LA BOUSSOLE
Mesurer simplement la durabilité ? C'est simple comme un risque !

Tous vos risques affichés simplement pour faciliter vos arbitrages.
Nous sortons d'un monde simple : tant que le chiffre en bas à droite était positif, les entreprises pouvaient se dire qu'elles avançaient correctement. Ce n'est plus le cas.
Un bon bilan financier assis sur des ressources en tension, des dégâts environnementaux ou des changements de comportement de consommation est instable.
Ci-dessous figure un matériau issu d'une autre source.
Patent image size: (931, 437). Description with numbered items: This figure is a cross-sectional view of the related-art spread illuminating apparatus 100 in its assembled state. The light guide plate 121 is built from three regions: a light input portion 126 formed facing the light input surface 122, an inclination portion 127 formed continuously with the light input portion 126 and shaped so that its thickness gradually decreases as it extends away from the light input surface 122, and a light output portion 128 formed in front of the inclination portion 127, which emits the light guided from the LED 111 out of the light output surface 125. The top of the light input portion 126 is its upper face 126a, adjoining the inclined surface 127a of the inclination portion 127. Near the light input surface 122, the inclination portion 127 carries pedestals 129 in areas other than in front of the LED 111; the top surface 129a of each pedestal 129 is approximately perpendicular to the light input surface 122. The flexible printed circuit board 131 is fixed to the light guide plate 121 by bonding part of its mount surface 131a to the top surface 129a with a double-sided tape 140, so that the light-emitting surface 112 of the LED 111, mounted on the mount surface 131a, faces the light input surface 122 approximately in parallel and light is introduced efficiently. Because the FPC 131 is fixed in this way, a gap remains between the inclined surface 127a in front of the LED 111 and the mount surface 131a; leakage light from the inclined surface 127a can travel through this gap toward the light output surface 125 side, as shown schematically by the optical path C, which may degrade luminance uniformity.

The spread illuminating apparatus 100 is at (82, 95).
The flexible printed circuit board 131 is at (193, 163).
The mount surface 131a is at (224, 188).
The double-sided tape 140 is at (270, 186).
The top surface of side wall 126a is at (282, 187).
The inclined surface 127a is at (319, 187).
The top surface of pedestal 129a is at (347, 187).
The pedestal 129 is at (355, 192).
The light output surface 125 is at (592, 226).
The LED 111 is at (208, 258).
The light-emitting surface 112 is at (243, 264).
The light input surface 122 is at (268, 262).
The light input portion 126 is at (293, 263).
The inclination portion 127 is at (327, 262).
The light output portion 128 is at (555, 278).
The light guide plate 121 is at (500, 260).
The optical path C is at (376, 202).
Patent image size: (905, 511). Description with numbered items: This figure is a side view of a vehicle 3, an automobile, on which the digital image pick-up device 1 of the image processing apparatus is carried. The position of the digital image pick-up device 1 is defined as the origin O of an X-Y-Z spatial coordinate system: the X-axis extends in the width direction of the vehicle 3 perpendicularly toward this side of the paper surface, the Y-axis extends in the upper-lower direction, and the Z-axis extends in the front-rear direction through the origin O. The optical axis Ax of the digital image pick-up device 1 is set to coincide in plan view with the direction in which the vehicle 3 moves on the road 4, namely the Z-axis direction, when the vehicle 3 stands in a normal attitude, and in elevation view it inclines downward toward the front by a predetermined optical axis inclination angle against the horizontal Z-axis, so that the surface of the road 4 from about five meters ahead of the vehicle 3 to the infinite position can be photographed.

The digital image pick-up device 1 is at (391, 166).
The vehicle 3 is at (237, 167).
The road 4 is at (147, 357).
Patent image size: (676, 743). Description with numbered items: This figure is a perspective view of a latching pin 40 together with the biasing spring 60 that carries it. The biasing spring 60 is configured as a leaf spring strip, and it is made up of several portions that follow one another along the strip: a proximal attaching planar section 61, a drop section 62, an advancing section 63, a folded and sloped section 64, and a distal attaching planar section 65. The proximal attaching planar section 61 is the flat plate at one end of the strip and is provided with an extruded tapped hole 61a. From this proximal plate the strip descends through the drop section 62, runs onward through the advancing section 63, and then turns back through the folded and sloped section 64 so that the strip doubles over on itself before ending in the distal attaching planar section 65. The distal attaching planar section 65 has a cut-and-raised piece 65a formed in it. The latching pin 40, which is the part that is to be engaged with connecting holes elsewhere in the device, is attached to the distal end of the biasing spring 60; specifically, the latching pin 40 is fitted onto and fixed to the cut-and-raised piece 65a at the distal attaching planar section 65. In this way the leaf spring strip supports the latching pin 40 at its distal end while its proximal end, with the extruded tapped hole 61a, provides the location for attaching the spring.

L'instabilité, cauchemar des entreprises qui explose depuis quelques années.
En réponse, nous avons construit une boussole de stabilité pour naviguer au mieux dans le brouillard.
Elle s'appelle Archimede et voici comment elle opère
Performance, nouvelle définition
Quel est le point commun de la totalité des entreprises sur la planète ?
Toutes opèrent le même processus :
- Récupérer des ressources naturelles
- Valoriser ces ressources naturelles
- Créer des conséquences dans l'environnement
Que ces ressources soient du béton pour bâtir des immeubles ou des ordinateurs pour créer des images, sans ressources aucune entreprise n'opère. Que ces conséquences soient des rejets de fumées toxiques ou le carburant des employés, aucune entreprise n'opère sans conséquences. Et que cette valorisation soit forte, faible, stable ou saisonnière, aucune entreprise n'opère sans.
Depuis la mise au point du moulin à eau d'Archimede (d'où le nom)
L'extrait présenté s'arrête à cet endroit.